Estamos diante de uma questão extremamente grave e que atinge uma parcela muito grande, majoritária, da população brasileira: a imposição de uma reforma educacional (mais uma imposição, mais uma reforma educacional), voltada para o Ensino Médio, etapa conclusiva da Educação Básica.
Imposição porque feita pela via da Medida Provisória, a MP 746/16, suprimindo, desse modo, qualquer possibilidade de debate, para a formulação de seu conteúdo, pela população e pelos efetivos sujeitos em presença na concretização do Ensino Médio em nosso país: professores, estudantes, pais/responsáveis, agências de formação de professores, demais trabalhadores e profissionais da Educação… Imposição porque, mais uma vez, saída dos gabinetes do governo em Brasília, desconhece as condições concretas do funcionamento dessa etapa da Educação Básica e desrespeita, com seu propósito de discurso único, naturalizado, a experiência e as aspirações dos principais atingidos pelas mudanças que busca implantar.
Feita a crítica – muito pertinente, acredito – ao método, à forma, cabe-nos adentrar, sem mais delongas, em seu conteúdo. Afinal, que “novo” (entre aspas) Ensino Médio é esse, que o atual governo, em pleno exercício de sua ilegitimidade, visa implantar? Antes de mais nada, e isso vale como justificativa para as aspas no “novo”, é preciso perceber que de novo o Ensino Médio proposto pela MP 746/16 não tem nada. Ao contrário, ele representa uma atualização, adequada aos ditames contemporâneos da lógica de mercado, da Educação dual, diferenciada por classes, nossa velha conhecida, que já vigorou, em seu pleno esplendor, como se quer reintroduzir, agora, com a MP 746/16, em duas durações da nossa história: no período do Estado Novo, com a Constituição de 1937, a Polaca e a chamada Reforma Capanema, e, mais recentemente, no regime de exceção empresarial-militar, por meio da Lei 5692/71. Não por acaso nem coincidência, as duas tristes experiências ditatoriais vivenciadas pelos brasileiros no período da República.
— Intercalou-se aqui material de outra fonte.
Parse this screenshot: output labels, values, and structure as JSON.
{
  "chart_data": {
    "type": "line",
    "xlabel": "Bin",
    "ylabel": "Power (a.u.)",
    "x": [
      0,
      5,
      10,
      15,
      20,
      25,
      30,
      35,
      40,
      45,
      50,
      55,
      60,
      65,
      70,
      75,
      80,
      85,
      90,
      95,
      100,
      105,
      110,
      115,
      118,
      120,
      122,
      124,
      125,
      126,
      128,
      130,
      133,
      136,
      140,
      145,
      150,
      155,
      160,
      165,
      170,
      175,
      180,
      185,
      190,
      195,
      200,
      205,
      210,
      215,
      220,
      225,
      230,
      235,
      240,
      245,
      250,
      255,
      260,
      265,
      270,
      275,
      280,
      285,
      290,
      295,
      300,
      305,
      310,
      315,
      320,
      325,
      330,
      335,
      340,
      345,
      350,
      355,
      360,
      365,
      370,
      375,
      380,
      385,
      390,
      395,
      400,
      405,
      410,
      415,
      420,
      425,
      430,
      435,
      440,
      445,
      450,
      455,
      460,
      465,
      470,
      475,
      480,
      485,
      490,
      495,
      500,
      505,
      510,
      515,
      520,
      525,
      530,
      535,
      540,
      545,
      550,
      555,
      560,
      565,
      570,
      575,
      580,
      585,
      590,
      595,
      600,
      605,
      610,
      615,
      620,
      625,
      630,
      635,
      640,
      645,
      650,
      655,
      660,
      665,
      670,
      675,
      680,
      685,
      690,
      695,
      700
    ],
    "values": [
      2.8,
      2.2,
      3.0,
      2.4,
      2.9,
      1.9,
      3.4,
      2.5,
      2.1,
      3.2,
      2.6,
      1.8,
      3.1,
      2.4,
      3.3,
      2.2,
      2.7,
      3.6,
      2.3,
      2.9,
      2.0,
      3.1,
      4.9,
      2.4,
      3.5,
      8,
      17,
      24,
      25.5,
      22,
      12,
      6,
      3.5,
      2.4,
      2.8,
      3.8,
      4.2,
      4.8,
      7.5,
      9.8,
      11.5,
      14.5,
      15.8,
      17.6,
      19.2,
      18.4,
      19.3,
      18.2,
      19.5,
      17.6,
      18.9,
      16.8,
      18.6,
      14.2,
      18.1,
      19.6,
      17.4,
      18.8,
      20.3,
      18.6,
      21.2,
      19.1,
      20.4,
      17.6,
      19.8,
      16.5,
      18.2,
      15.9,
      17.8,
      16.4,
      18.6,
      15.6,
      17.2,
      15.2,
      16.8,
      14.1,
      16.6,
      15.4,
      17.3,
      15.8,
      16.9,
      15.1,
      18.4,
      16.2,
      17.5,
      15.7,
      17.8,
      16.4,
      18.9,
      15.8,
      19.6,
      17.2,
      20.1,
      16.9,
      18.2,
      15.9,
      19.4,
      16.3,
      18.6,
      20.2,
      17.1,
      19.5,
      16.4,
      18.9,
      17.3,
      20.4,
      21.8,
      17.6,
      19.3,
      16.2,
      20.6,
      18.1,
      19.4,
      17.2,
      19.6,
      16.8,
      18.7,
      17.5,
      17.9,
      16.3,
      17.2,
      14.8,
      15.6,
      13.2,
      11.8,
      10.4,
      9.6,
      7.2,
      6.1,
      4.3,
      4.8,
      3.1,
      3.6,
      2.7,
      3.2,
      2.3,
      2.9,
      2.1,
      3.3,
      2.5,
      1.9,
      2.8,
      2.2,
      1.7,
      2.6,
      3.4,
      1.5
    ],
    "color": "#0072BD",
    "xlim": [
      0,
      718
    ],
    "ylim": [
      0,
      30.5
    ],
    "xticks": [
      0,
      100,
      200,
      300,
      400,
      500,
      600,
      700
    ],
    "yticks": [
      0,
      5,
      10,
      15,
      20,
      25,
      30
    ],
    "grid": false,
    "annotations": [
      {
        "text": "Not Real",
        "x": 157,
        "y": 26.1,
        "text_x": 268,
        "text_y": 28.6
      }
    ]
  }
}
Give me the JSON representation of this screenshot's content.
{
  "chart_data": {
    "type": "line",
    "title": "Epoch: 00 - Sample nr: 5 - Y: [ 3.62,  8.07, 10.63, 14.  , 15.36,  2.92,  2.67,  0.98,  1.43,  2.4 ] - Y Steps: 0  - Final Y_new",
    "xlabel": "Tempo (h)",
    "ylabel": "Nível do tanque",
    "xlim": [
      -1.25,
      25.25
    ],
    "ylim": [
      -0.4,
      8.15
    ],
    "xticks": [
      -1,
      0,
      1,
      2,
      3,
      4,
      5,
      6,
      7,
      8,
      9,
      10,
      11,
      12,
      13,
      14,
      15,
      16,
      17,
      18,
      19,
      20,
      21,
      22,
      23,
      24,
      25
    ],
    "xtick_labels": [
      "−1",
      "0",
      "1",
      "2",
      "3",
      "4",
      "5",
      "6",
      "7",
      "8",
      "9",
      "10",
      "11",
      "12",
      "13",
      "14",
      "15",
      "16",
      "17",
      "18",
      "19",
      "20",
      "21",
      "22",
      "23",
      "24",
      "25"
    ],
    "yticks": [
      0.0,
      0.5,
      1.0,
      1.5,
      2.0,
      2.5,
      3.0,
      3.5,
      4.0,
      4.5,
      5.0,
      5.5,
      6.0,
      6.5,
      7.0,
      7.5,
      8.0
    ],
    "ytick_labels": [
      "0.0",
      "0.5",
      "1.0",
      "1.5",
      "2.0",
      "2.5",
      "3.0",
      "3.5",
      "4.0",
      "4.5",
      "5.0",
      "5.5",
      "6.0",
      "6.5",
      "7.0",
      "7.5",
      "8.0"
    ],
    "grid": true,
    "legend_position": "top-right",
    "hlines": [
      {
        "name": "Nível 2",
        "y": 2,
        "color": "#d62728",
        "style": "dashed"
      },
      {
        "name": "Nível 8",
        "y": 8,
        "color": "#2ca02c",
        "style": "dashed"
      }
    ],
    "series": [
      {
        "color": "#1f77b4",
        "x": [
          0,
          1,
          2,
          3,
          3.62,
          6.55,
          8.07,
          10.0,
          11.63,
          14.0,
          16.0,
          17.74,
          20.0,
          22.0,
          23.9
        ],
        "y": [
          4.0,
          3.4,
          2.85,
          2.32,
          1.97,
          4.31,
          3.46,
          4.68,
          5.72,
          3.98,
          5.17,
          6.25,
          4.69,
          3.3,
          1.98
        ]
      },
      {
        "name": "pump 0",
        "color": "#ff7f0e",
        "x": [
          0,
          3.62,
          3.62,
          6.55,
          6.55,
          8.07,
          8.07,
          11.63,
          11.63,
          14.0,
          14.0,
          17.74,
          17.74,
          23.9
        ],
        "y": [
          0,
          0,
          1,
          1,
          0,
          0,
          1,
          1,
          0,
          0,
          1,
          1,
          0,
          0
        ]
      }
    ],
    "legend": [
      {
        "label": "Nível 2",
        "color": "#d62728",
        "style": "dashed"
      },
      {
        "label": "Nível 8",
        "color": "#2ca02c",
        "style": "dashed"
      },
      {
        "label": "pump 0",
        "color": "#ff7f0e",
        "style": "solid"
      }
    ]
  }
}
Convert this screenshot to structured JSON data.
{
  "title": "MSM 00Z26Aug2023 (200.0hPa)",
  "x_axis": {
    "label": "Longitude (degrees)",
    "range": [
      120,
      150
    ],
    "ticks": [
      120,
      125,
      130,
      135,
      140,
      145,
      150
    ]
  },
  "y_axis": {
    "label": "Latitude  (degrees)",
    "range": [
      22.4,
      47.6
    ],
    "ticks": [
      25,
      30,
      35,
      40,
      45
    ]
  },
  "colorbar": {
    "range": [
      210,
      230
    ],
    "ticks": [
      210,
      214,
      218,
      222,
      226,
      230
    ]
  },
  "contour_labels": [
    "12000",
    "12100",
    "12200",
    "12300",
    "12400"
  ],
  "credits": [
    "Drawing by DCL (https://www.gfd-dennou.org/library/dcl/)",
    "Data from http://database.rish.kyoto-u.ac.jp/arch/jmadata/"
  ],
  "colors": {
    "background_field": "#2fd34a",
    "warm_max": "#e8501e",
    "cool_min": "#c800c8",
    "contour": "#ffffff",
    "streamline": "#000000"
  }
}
A afirmativa anterior, a denúncia do aporte de um projeto de Educação dual trazido pela MP 746/16, tem como base a caracterização feita pela MP, com apoio nas áreas nela definidas- nas quais, atenção!, a preparação para o trabalho é tratada como equivalente e não decorrente dos ramos do conhecimento e da formação humanística-, do percurso formativo a ser escolhido pelos alunos: em sua significativa maior parte, jovens, na faixa etária dos 15 anos, imersos numa sociedade de extrema complexidade, cuja interpretação e compreensão exigem instrumental do qual uma grande parcela, aquela oriunda das camadas sociais menos favorecidas, terá que abrir mão de se apropriar para trilhar o caminho de uma profissionalização precoce. E, mais grave, ainda, claramente insegura, tendo em vista as atuais condições ruinosas do setor produtivo nacional. Mas não nos espantemos com isso! Afinal de contas é a esses mesmos jovens que alguns, dos quais divirjo, frontalmente, querem imputar, desde essa tenra idade, responsabilidade penal e criminal.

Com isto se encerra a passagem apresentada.